Irruzione animalista in allevamento di visoni

Copenaghen: irruzione animalista in allevamento di visoni

Un gruppo di animalisti ha fatto irruzione in un allevamento di visoni e liberato migliaia di animali.

Alcuni giorni fa, persone dall’identità sconosciuta hanno fatto irruzione in un allevamento intensivo di animali da pelliccia vicino Assens, nell’isola di Funen. L’azione animalista ha portato alla liberazione di migliaia di visoni destinati ad essere uccisi per la loro “preziosa” pelle.

Il proprietario dell’allevamento sostiene, secondo il Copenaghen Post Online che riporta la notizia, di non poter dire con esattezza quanti “capi” sono fuggiti a seguito dell’irruzione, ma le stime parlano di un numero oscillante tre i 3000 e i 7500 individui.

Gli attivisti penetrati nella struttura hanno aperto le gabbie degli animali, ma non solo: hanno infatti alterato anche la recinzione che circondava l’allevamento, in modo da fornire ai visoni vie di fuga definitive e sicure.

Ora, la polizia di Funen è alla ricerca dei responsabili di questo “orrendo” atto di liberazione.

La reazione degli allevatori è stata, come sempre, compassionevole e civile nei confronti degli animali fuggiti: Quello stesso giorno, infatti, l’ho hanno completamente trascorso nel piazzare trappole, tagliole e persino a sparare a vista su qualunque visone capitasse a tiro. Il giorno dopo, nel pomeriggio, gli allevatori e i cacciatori avevano recuperati cento “pelli”.

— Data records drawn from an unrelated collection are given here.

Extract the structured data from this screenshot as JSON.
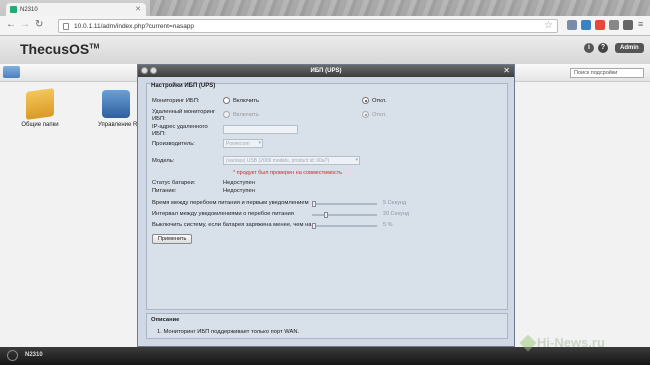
{
  "browser": {
    "tab_title": "N2310",
    "url": "10.0.1.11/adm/index.php?current=nasapp"
  },
  "app": {
    "brand": "ThecusOS",
    "brand_tm": "TM",
    "admin_label": "Admin",
    "search_placeholder": "Поиск подсройки"
  },
  "desktop_icons": [
    {
      "label": "Общие папки"
    },
    {
      "label": "Управление R"
    }
  ],
  "taskbar": {
    "label": "N2310"
  },
  "watermark": "Hi-News.ru",
  "dialog": {
    "title": "ИБП (UPS)",
    "section_title": "Настройки ИБП (UPS)",
    "fields": {
      "monitoring_label": "Мониторинг ИБП:",
      "remote_label": "Удаленный мониторинг ИБП:",
      "ip_label": "IP-адрес удаленного ИБП:",
      "vendor_label": "Производитель:",
      "model_label": "Модель:",
      "enable": "Включить",
      "off": "Откл.",
      "vendor_value": "Powercom",
      "model_value": "(various) USB (2009 models, product id: 00a?)",
      "warning": "* продукт был проверен на совместимость"
    },
    "status": {
      "battery_label": "Статус батареи:",
      "battery_value": "Недоступен",
      "power_label": "Питание:",
      "power_value": "Недоступен"
    },
    "sliders": [
      {
        "label": "Время между перебоем питания и первым уведомлением",
        "value": "5 Секунд",
        "level": 0.0
      },
      {
        "label": "Интервал между уведомлениями о перебое питания",
        "value": "20 Секунд",
        "level": 0.2
      },
      {
        "label": "Выключить систему, если батарея заряжена менее, чем на",
        "value": "5 %",
        "level": 0.0
      }
    ],
    "apply_label": "Применить",
    "description_title": "Описание",
    "description_text": "1. Мониторинг ИБП поддерживает только порт WAN."
  },
  "colors": {
    "dialog_bg": "#cfd8e4",
    "warning": "#dd2233",
    "titlebar": "#3c3c3c"
  }
}
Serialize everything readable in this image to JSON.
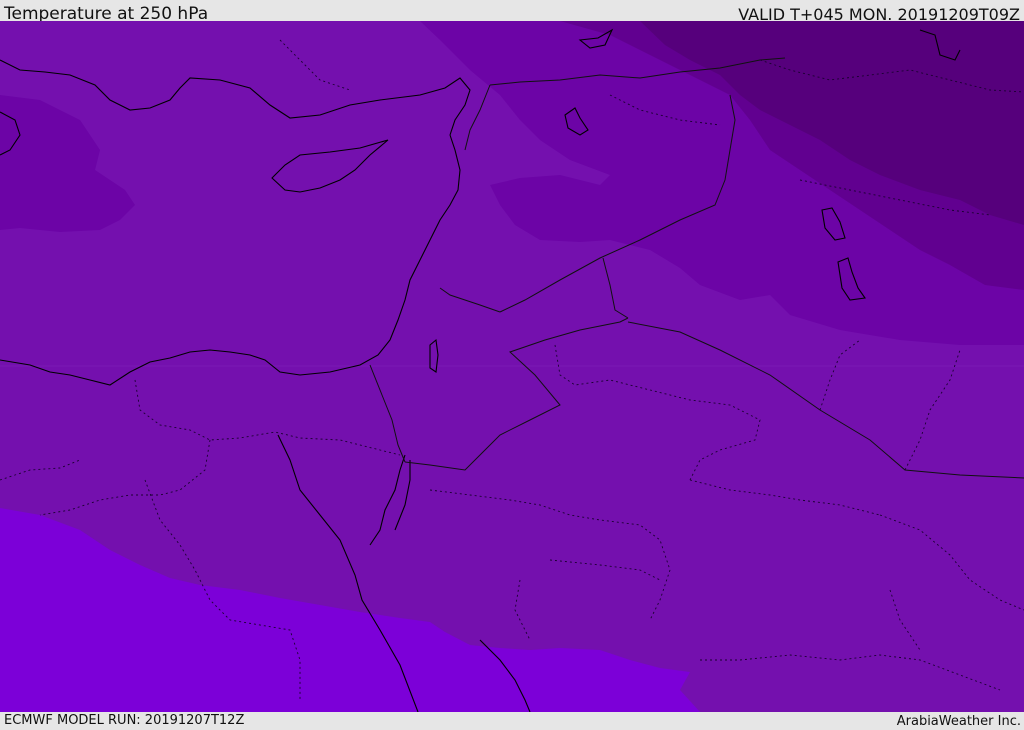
{
  "header": {
    "title": "Temperature at 250 hPa",
    "valid": "VALID T+045 MON. 20191209T09Z"
  },
  "footer": {
    "model_run": "ECMWF MODEL RUN: 20191207T12Z",
    "brand": "ArabiaWeather Inc."
  },
  "map": {
    "field": "temperature",
    "level": "250 hPa",
    "colors": {
      "base": "#7410ae",
      "warm_south": "#7c00d8",
      "cold_1": "#6c04a6",
      "cold_2": "#610090",
      "cold_3": "#56007c",
      "coastline": "#000000",
      "border": "#1a0030"
    }
  }
}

La polizia stessa ha giustificato l’azione degli allevatori, una cinquantina, definendo i visoni come animali molta aggressivi da cui bisognava difendersi sparando.

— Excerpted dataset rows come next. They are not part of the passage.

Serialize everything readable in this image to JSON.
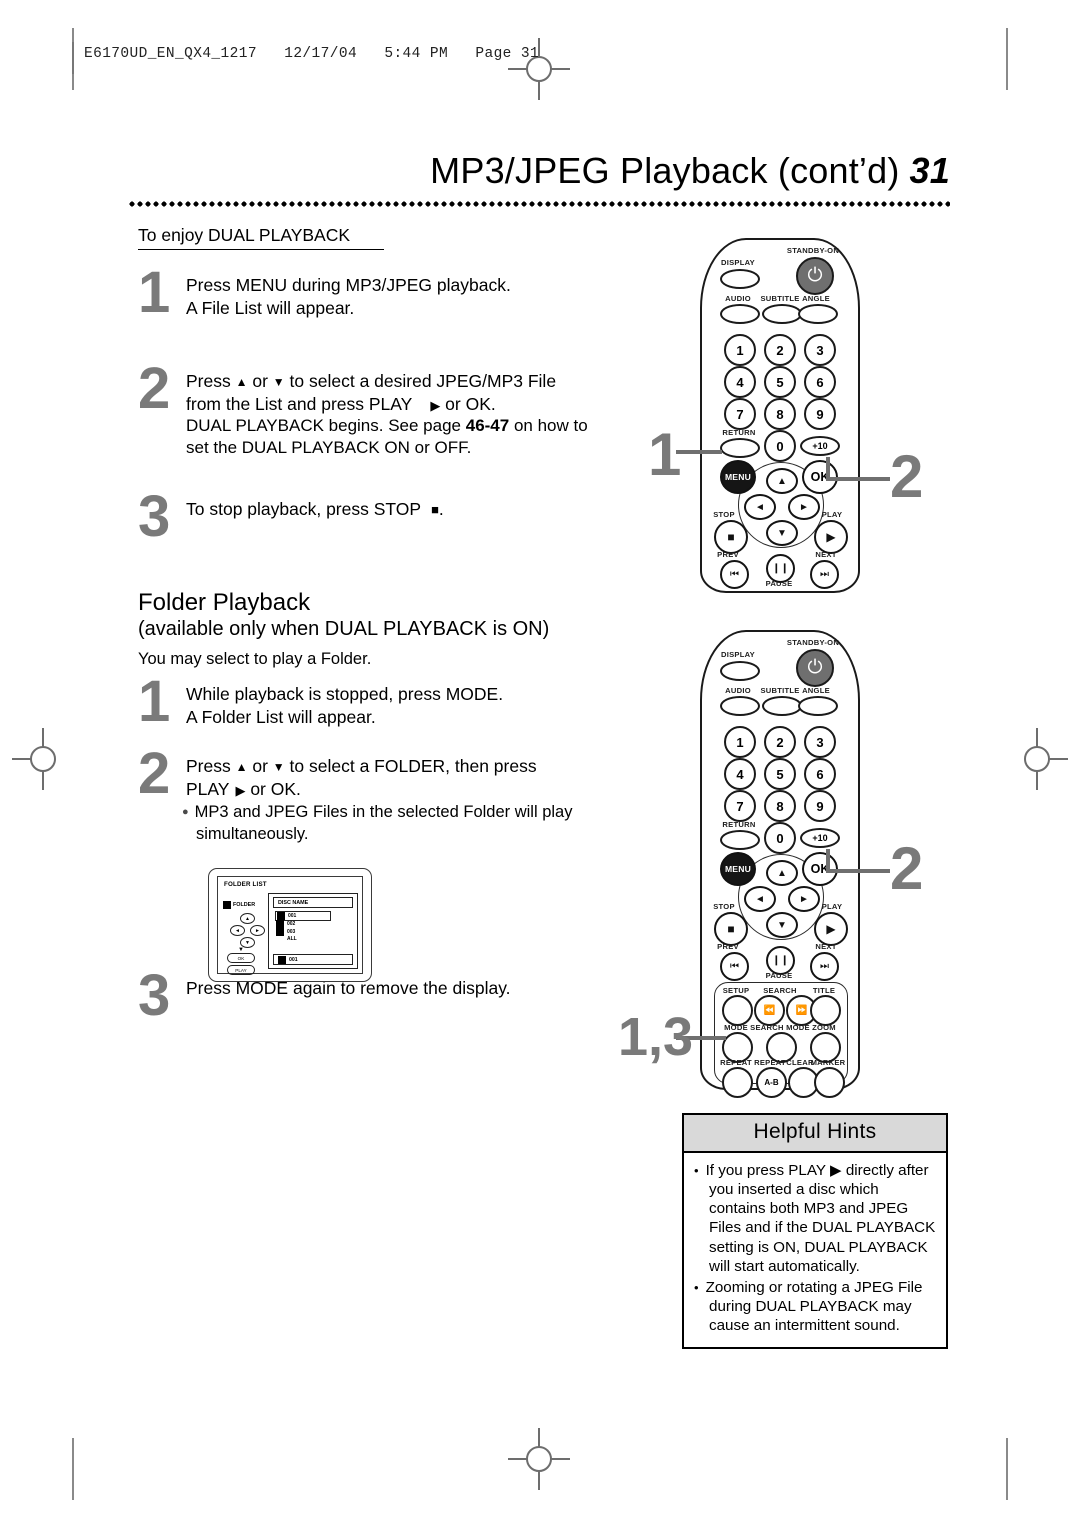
{
  "print_slug": "E6170UD_EN_QX4_1217   12/17/04   5:44 PM   Page 31",
  "title": {
    "text": "MP3/JPEG  Playback (cont’d)",
    "page_number": "31"
  },
  "section_dual": {
    "heading": "To  enjoy DUAL PLAYBACK",
    "steps": [
      {
        "number": "1",
        "lines": [
          "Press MENU during MP3/JPEG playback.",
          "A File List will appear."
        ]
      },
      {
        "number": "2",
        "line1_a": "Press ",
        "line1_b": " or ",
        "line1_c": " to select a desired JPEG/MP3 File",
        "line2_a": "from the List and press PLAY",
        "line2_b": " or OK.",
        "line3_a": "DUAL PLAYBACK begins. See page ",
        "line3_pages": "46-47",
        "line3_b": " on how to",
        "line4": "set the DUAL PLAYBACK ON or OFF."
      },
      {
        "number": "3",
        "line1_a": "To  stop playback, press STOP",
        "line1_b": "."
      }
    ]
  },
  "section_folder": {
    "title": "Folder Playback",
    "subtitle": "(available only when DUAL PLAYBACK is ON)",
    "note": "You may select to play a Folder.",
    "steps": [
      {
        "number": "1",
        "lines": [
          "While playback is stopped, press MODE.",
          "A Folder List will appear."
        ]
      },
      {
        "number": "2",
        "line1_a": "Press ",
        "line1_b": " or ",
        "line1_c": " to select a FOLDER, then press",
        "line2_a": "PLAY",
        "line2_b": " or OK.",
        "bullet": "MP3 and JPEG Files in the selected Folder will play simultaneously."
      },
      {
        "number": "3",
        "line1_a": "Press MODE again to remove the display."
      }
    ]
  },
  "osd_screen": {
    "title": "FOLDER LIST",
    "folder_tag": "FOLDER",
    "disc_name": "DISC NAME",
    "items": [
      "001",
      "002",
      "003",
      "ALL"
    ],
    "selected_item": "001",
    "footer_item": "001",
    "ok_button": "OK",
    "play_button": "PLAY"
  },
  "remote": {
    "display": "DISPLAY",
    "standby": "STANDBY-ON",
    "audio": "AUDIO",
    "subtitle": "SUBTITLE",
    "angle": "ANGLE",
    "numbers": [
      "1",
      "2",
      "3",
      "4",
      "5",
      "6",
      "7",
      "8",
      "9"
    ],
    "return": "RETURN",
    "zero": "0",
    "plus_ten": "+10",
    "menu": "MENU",
    "ok": "OK",
    "stop": "STOP",
    "play": "PLAY",
    "prev": "PREV",
    "pause": "PAUSE",
    "next": "NEXT",
    "setup": "SETUP",
    "search": "SEARCH",
    "title_btn": "TITLE",
    "mode": "MODE",
    "search_mode": "SEARCH MODE",
    "zoom": "ZOOM",
    "repeat": "REPEAT",
    "repeat_ab_label": "REPEAT",
    "repeat_ab": "A-B",
    "clear": "CLEAR",
    "marker": "MARKER"
  },
  "callouts": {
    "top_left": "1",
    "top_right": "2",
    "mid_right": "2",
    "bottom_left": "1,3"
  },
  "helpful_hints": {
    "heading": "Helpful Hints",
    "items": [
      "If you press PLAY ▶ directly after you inserted a disc which contains both MP3 and JPEG Files and if the DUAL PLAYBACK setting is ON, DUAL PLAYBACK will start automatically.",
      "Zooming or rotating a JPEG File during DUAL PLAYBACK may cause an intermittent sound."
    ]
  }
}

Praticamente un caso di visoni mannari.

“I visoni sono in un’età in cui diventano aggressivi”, hanno dichiarato le forze dell’ordine, “Significa che non puoi avvicinarli senza che siano pericolosi. Così è stata presa la decisione di distruggerli”.

A parte le molte riserve sul termine “distruggere”, viene da chiedersi perché mai ci si dovrebbe avvicinare a predatori carnivori selvatici come i visoni – ovviamente la risposta è una sola, e si chiama denaro.

La guardia forestale deputata alla tutela dell’area ha poi tenuto a precisare i danni incalcolabili che questi animali avrebbero potuto procurare all’ambiente e alle altre specie, per poi concludere con la ciliegina sulla torta: quella dell’uccisione compassionevole.

“La maggior parte di questi visoni era abituata ad essere ben nutrita e là fuori morirà di fame. Non saranno in grado di procurarsi il cibo, e saranno loro che soffriranno di più se lasciati vivere”.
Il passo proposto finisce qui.